One of the volunteers on the hike is from the Georgia Appalachian Trail Club and says she would like to hike in Iran one day. Nahid tells her that the mountains are amazing. But, she adds sadly as she looks down at her manicured nails and perfectly worn-in hiking shoes, for her it’s not safe to go back. Luckily, it’s safe for her to hike just about anywhere else, and she seems keen to hear detailed beta on trips I’ve taken to Morocco, Iceland, and the Pyrenees.
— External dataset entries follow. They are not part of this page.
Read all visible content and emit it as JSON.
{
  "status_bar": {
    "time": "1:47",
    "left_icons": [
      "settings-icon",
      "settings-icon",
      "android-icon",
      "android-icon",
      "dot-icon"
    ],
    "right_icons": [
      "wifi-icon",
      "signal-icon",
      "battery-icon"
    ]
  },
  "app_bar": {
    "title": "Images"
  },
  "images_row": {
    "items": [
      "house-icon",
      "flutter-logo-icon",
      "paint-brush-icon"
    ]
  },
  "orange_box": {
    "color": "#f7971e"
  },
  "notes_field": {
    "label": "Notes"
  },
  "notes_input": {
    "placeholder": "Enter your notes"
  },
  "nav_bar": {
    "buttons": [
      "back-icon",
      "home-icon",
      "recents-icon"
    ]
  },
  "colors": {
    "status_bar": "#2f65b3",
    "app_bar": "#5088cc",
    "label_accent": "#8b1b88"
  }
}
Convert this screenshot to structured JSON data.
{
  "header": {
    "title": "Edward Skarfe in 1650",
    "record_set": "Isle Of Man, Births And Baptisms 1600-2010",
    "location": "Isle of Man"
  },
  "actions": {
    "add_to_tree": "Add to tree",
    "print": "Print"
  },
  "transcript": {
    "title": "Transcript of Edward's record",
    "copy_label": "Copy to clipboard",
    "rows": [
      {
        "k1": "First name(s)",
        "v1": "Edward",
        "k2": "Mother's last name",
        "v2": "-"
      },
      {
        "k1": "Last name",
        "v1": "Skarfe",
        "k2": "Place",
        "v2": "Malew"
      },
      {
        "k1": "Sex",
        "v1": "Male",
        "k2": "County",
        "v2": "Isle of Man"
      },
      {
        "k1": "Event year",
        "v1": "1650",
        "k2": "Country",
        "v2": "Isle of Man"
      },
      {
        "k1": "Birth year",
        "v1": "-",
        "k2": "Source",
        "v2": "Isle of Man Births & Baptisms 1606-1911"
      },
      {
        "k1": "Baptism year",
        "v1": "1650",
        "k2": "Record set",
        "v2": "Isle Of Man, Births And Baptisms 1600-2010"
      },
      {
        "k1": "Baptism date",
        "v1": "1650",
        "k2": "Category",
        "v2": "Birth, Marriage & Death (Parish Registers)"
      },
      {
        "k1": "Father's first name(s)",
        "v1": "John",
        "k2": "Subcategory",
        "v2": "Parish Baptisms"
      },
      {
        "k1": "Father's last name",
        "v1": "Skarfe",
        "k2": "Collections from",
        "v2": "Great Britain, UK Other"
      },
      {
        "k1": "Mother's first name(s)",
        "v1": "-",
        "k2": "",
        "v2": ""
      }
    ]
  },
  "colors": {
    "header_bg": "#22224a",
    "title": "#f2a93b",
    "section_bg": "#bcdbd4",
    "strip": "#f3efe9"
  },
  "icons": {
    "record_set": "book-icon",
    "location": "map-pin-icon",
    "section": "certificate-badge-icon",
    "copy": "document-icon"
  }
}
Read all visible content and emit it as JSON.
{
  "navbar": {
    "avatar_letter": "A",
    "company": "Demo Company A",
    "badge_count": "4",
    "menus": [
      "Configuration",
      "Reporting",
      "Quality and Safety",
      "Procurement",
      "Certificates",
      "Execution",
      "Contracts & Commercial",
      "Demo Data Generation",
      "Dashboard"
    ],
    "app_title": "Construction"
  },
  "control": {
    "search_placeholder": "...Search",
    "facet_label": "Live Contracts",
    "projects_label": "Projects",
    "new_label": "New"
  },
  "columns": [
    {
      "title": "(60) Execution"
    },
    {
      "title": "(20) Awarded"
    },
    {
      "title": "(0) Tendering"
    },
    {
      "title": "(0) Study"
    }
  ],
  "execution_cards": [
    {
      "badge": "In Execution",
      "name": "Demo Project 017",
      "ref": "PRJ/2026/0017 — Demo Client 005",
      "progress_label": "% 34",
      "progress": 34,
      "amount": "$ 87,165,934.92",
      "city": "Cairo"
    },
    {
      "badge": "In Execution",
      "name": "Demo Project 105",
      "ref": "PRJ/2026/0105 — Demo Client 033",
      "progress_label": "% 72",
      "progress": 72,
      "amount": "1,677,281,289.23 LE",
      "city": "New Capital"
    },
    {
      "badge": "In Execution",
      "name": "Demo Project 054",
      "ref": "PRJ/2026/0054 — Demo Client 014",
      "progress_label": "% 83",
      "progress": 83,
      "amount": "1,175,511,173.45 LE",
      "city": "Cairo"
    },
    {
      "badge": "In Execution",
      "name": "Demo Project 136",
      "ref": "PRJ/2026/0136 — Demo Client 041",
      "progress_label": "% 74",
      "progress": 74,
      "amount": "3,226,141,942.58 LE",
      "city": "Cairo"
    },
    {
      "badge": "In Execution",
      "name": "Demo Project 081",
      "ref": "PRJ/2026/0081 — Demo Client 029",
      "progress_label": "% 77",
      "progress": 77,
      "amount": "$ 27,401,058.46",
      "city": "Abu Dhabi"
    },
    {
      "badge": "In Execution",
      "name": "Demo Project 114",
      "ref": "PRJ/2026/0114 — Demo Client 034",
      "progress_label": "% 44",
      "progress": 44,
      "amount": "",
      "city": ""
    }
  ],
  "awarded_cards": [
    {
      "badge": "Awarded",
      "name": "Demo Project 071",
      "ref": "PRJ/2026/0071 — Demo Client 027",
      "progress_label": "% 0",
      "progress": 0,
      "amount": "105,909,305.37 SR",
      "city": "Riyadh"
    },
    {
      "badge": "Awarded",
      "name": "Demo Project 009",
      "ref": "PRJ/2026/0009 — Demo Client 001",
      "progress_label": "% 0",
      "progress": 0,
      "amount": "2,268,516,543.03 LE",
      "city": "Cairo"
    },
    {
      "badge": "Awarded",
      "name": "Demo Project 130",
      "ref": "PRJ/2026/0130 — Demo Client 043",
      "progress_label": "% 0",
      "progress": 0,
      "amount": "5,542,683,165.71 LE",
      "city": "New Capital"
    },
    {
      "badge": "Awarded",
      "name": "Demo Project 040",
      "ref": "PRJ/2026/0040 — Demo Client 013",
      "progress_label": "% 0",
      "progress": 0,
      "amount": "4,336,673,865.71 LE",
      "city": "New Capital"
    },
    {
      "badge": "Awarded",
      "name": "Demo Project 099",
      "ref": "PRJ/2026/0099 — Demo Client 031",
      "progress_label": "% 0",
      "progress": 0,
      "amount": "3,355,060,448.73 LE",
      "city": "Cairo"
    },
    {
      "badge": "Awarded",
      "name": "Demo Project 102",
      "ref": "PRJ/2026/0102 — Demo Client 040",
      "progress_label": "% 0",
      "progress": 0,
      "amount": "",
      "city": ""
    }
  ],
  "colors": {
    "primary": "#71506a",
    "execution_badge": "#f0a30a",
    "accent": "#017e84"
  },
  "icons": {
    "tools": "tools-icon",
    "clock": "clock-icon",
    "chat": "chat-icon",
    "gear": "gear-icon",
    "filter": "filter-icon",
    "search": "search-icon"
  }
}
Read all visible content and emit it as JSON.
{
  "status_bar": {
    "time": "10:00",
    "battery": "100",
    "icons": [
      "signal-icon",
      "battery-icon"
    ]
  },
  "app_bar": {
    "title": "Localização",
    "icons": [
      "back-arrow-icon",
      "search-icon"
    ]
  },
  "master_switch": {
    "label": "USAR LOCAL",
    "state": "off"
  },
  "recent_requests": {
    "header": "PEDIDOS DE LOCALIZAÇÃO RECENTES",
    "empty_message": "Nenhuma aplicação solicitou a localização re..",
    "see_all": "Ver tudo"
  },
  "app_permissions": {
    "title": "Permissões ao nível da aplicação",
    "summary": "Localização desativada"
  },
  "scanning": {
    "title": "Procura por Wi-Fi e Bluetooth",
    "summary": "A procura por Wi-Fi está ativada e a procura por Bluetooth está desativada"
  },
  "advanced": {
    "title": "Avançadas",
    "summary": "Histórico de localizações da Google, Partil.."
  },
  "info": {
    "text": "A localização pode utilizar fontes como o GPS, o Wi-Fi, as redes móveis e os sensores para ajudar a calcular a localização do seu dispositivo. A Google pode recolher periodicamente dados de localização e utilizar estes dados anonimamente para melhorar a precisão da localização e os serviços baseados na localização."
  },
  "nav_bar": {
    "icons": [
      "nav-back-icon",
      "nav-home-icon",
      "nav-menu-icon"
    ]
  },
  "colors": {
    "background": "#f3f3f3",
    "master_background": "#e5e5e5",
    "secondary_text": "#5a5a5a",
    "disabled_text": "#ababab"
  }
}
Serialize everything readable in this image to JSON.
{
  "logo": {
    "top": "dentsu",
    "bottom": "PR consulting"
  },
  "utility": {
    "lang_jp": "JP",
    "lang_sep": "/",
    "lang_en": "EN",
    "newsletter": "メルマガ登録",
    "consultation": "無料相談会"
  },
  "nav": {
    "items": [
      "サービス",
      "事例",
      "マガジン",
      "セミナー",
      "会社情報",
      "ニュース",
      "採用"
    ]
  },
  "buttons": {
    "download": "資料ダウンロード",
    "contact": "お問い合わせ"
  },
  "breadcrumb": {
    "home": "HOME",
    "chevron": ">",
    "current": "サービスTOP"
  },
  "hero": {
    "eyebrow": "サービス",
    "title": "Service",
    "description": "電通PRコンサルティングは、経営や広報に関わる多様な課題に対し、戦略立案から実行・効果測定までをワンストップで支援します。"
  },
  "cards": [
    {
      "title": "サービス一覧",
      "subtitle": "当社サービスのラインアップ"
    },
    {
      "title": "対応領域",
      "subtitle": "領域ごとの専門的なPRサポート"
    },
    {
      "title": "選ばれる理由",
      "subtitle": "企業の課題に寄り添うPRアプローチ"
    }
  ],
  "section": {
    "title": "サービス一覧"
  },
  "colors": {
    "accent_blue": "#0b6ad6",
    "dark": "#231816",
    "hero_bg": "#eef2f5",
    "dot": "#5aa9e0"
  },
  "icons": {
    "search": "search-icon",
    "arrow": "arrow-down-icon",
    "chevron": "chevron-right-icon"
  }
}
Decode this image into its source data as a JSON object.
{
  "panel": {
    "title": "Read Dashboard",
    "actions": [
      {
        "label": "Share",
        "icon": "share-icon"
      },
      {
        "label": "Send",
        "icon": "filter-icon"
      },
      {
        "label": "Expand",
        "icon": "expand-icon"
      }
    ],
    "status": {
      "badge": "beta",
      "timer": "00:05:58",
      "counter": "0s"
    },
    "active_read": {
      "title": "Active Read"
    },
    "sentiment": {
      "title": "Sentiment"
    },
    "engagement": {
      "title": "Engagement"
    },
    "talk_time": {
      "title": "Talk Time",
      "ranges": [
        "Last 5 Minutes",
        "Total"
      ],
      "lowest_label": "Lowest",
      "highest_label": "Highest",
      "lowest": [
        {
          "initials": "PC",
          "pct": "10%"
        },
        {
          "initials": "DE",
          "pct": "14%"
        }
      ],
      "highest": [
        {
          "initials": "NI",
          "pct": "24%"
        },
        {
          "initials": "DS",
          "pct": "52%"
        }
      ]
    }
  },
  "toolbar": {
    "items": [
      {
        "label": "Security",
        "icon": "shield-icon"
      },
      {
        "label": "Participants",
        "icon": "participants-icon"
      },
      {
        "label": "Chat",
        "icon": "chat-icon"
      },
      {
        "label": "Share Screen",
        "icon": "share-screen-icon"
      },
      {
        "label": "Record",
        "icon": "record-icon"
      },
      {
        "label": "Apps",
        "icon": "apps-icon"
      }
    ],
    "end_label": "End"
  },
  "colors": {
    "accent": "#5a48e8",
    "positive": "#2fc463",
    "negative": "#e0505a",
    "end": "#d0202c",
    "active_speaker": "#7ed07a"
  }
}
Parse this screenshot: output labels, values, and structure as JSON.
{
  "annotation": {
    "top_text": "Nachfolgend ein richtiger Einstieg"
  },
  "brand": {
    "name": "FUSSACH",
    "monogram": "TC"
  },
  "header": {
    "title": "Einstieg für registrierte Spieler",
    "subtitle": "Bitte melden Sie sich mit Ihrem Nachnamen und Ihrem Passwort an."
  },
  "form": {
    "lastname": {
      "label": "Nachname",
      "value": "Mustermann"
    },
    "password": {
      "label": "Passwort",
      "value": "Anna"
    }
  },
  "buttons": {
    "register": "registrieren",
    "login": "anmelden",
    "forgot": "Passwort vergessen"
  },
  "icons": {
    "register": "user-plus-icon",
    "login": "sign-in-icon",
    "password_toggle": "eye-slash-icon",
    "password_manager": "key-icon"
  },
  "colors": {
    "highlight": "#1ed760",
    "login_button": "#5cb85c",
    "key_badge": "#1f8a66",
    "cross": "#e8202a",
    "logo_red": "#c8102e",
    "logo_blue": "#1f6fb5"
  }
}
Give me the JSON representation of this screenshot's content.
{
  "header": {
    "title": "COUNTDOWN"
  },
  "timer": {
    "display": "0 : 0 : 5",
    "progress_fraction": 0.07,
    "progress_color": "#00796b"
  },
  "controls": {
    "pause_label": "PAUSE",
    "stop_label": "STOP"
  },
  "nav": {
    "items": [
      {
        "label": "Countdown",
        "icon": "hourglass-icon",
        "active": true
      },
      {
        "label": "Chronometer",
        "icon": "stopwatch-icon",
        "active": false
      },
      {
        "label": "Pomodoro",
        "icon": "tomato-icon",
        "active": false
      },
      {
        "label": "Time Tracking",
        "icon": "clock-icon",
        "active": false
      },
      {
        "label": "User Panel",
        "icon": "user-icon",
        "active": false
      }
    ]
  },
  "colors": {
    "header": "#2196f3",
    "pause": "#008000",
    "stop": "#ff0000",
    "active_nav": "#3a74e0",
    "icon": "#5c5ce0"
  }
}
Today Nahid is hiking with her former sister-in-law Goli, also from Iran. Goli isn’t joined to Nahid’s family by marriage anymore, but she says they are just like sisters now, and their bond is closer than ever. When Nahid is not recalling stories from the various mountains she’s climbed, she’s translating for a group of Afghan women (Farsi and Dari are mutually intelligible) and adjusting their new backpacks to keep the weight centered on their hips. It might seem like a simple thing, but these gestures of support, respect, and kindness go a long way towards building healthy, happy communities.
At first, Goli didn’t want to come to the U.S. with her husband, and she worried about learning English. After eight months, she has a job here and a safe place to live on her own. A year ago, she could never have imagined herself hiking here, but she says that now, hitting the trail in her Selena T-shirt, she is very happy. She walked a little bit in Iran she says, “but not far, not like this.” She’s excited to go camping with her friends in the fall, she says, and one day, she wants a dog to take hiking with her.
After 20 minutes in the shade of the waterfall, in which we have planned Neela’s future for her, been eaten alive by biting insects, and come to better know each other’s pets, we set off back to the trailhead where a delicious lunch of samosas is waiting for us. By the time we get back, the trailhead is bustling and phones start to ring with kids to pick up and errands to run. But everyone seems a little lighter for having spent a few hours free from worry about anything other than what kind of mushrooms we saw, or how to find the trail we lost.